Ista thinks her little party of pilgrims wanders at will. But whose? When Ista's retinue is unexpectedly set upon not long into its travels, a mysterious ally appears - a warrior nobleman who fights like a berserker. The temporary safety of her enigmatic champion's castle cannot ease Ista's mounting dread, however, when she finds his dark secrets are entangled with hers in a net of the gods' own weaving.

In her dreams the threads are already drawing her to unforeseen chances, fateful meetings, fearsome choices. What the inscrutable gods commanded of her in the past brought her land to the brink of devastation. Now, once again, they have chosen Ista as their instrument. And again, for good or for ill, she must comply.


This book is the 2004 winner of the Locus Award for best fantasy novel, the Hugo Award and the Nebula.

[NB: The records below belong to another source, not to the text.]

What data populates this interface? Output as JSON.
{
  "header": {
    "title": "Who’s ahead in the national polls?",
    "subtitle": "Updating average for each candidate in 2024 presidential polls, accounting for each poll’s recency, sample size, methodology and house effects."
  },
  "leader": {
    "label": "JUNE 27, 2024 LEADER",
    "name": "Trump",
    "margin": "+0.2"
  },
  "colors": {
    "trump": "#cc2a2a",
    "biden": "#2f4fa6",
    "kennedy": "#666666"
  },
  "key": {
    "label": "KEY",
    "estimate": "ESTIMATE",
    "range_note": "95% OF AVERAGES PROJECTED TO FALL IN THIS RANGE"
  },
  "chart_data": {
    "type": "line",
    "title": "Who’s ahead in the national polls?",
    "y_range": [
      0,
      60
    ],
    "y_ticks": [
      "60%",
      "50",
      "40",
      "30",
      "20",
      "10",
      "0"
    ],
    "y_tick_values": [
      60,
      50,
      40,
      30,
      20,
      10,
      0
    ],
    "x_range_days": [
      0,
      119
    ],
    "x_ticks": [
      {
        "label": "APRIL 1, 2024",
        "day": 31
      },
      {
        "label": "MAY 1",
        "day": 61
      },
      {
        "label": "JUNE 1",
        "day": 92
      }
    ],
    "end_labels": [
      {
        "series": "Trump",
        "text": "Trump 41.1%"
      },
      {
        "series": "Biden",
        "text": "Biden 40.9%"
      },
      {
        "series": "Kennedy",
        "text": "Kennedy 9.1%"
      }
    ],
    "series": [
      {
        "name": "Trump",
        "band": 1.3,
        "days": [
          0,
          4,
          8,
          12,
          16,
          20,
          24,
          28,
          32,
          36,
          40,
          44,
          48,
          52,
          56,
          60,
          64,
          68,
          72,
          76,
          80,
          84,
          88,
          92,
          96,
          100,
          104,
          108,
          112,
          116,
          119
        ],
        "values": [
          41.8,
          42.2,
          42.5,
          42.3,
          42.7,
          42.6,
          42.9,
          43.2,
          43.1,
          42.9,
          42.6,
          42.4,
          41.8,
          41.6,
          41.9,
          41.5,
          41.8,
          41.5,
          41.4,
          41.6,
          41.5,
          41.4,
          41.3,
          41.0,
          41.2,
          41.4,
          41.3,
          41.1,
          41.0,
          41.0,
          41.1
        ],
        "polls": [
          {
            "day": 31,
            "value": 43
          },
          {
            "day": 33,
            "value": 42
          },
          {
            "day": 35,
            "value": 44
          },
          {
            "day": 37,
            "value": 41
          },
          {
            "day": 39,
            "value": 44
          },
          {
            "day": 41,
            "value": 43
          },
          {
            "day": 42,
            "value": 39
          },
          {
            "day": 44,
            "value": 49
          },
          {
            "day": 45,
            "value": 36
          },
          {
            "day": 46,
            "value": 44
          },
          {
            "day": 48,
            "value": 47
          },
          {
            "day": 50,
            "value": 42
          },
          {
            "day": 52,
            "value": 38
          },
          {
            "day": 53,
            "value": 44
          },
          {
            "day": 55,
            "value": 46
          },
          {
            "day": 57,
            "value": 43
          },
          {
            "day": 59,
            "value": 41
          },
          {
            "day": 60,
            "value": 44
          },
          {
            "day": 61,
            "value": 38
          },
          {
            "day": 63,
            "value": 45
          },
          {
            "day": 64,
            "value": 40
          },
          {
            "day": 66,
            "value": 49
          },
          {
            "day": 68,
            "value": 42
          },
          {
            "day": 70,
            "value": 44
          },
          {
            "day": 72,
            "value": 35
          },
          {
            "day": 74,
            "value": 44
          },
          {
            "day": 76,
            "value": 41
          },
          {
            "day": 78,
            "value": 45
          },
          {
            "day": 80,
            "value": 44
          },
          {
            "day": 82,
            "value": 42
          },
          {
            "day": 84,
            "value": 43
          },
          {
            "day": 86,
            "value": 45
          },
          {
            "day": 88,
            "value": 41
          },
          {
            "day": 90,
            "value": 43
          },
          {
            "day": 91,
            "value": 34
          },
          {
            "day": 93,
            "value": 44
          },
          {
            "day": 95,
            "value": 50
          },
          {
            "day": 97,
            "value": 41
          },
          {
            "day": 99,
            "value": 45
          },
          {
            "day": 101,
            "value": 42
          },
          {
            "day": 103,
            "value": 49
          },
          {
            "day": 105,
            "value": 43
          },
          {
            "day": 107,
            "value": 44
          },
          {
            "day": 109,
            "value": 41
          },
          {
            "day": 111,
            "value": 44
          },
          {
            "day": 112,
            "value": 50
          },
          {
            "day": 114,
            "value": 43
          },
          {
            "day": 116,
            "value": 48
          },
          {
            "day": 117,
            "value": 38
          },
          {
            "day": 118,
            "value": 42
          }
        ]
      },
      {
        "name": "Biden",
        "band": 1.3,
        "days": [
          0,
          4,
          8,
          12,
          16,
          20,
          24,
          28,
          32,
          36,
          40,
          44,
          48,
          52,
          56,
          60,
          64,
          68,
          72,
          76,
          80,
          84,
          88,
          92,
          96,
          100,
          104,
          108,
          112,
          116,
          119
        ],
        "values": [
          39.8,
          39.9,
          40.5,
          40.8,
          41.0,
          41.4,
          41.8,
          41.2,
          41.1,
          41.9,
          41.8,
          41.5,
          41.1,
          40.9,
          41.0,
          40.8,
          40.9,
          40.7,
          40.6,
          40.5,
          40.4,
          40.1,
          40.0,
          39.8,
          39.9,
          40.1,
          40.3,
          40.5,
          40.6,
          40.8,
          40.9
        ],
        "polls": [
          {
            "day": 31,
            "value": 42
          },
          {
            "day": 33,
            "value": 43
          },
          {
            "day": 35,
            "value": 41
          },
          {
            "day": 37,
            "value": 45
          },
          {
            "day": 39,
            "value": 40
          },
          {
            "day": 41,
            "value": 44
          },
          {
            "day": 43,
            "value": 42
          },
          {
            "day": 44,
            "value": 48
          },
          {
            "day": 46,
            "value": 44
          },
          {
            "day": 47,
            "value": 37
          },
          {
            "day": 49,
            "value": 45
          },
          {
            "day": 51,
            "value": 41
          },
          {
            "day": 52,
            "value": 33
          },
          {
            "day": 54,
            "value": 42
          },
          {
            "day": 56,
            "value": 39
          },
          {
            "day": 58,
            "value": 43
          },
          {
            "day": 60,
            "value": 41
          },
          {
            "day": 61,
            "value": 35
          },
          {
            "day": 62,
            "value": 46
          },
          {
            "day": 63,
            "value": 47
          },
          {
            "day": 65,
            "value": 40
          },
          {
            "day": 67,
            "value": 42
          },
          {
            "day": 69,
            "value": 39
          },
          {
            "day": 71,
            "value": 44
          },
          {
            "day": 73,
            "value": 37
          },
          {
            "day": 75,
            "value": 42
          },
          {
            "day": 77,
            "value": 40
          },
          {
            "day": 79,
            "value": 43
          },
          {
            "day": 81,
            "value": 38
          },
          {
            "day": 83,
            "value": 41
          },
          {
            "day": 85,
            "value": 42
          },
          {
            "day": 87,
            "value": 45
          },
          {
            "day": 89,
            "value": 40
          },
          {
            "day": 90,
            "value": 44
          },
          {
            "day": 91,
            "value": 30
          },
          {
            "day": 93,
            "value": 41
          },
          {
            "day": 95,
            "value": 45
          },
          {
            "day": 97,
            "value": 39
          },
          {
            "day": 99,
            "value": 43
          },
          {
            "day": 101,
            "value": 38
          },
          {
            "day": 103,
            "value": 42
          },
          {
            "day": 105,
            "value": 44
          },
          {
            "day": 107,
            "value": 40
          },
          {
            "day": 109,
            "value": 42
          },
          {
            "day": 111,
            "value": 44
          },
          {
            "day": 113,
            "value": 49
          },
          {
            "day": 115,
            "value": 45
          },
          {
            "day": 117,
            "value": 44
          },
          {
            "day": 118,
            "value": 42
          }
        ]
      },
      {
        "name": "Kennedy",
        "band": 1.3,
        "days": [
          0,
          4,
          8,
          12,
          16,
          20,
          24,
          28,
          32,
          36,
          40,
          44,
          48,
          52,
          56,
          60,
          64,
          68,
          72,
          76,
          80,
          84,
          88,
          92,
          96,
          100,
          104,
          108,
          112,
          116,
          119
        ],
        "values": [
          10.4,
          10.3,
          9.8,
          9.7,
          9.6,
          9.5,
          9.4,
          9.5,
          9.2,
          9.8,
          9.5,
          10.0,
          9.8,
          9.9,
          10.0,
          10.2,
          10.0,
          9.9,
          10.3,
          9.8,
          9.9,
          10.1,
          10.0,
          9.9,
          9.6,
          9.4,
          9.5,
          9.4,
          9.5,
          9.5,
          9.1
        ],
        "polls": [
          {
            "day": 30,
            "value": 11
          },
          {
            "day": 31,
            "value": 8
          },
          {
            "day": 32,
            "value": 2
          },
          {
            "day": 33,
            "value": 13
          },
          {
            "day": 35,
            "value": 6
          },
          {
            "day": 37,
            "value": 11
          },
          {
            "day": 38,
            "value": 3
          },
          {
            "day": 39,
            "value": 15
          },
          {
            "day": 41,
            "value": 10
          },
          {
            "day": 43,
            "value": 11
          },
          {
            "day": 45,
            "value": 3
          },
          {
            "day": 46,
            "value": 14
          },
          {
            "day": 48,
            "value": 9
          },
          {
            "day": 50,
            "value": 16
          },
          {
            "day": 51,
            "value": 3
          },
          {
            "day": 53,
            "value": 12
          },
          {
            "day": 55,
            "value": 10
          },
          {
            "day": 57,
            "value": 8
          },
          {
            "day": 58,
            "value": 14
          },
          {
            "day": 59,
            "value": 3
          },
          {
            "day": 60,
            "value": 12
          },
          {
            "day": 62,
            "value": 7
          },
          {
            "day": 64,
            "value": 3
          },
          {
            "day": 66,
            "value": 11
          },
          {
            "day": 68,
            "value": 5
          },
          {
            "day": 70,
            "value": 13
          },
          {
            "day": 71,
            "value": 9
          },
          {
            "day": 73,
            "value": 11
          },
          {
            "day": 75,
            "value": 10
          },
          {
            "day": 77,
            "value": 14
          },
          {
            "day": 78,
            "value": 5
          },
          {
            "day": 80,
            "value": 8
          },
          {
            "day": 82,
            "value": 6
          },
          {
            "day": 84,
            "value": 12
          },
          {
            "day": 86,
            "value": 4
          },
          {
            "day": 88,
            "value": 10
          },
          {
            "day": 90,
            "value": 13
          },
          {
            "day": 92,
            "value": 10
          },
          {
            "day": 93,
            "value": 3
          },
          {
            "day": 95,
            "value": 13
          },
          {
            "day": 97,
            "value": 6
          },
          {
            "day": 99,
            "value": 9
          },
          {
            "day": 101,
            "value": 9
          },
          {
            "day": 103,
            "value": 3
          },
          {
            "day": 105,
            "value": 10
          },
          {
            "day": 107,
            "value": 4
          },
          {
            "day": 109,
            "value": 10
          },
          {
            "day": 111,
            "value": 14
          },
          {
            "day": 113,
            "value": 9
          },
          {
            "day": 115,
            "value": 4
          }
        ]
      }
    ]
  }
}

The SFSite review concludes its review with this:

Action, character, humor, terror, moral as well as physical conflict, emotional complexity, religious questing in the realm of the spirit -- and redemption. These are the elements of a wonderful novel, one I highly recommend.


SFReviews.net likes it but compares it unfavorably to its predecessor:

I wish this sequel to The Curse of Chalion had been as strong a book as that one. Paladin of Souls is quite good; from any other writer in the field I might have bumped up the rating a notch. There is much here to enjoy and admire in equal measure, and I'm not in the least displeased it ran off with every award under the sun despite its predecessor's being more deserving. It's just that, considering what Bujold achieved in Curse, in creating an epic fantasy as thought-provoking as it was viscerally entertaining, the fact that Paladin of Souls is so much more traditional in its approach is kind of a shame. Curse was no simple escapist novel; Paladin is more escapist than anything else.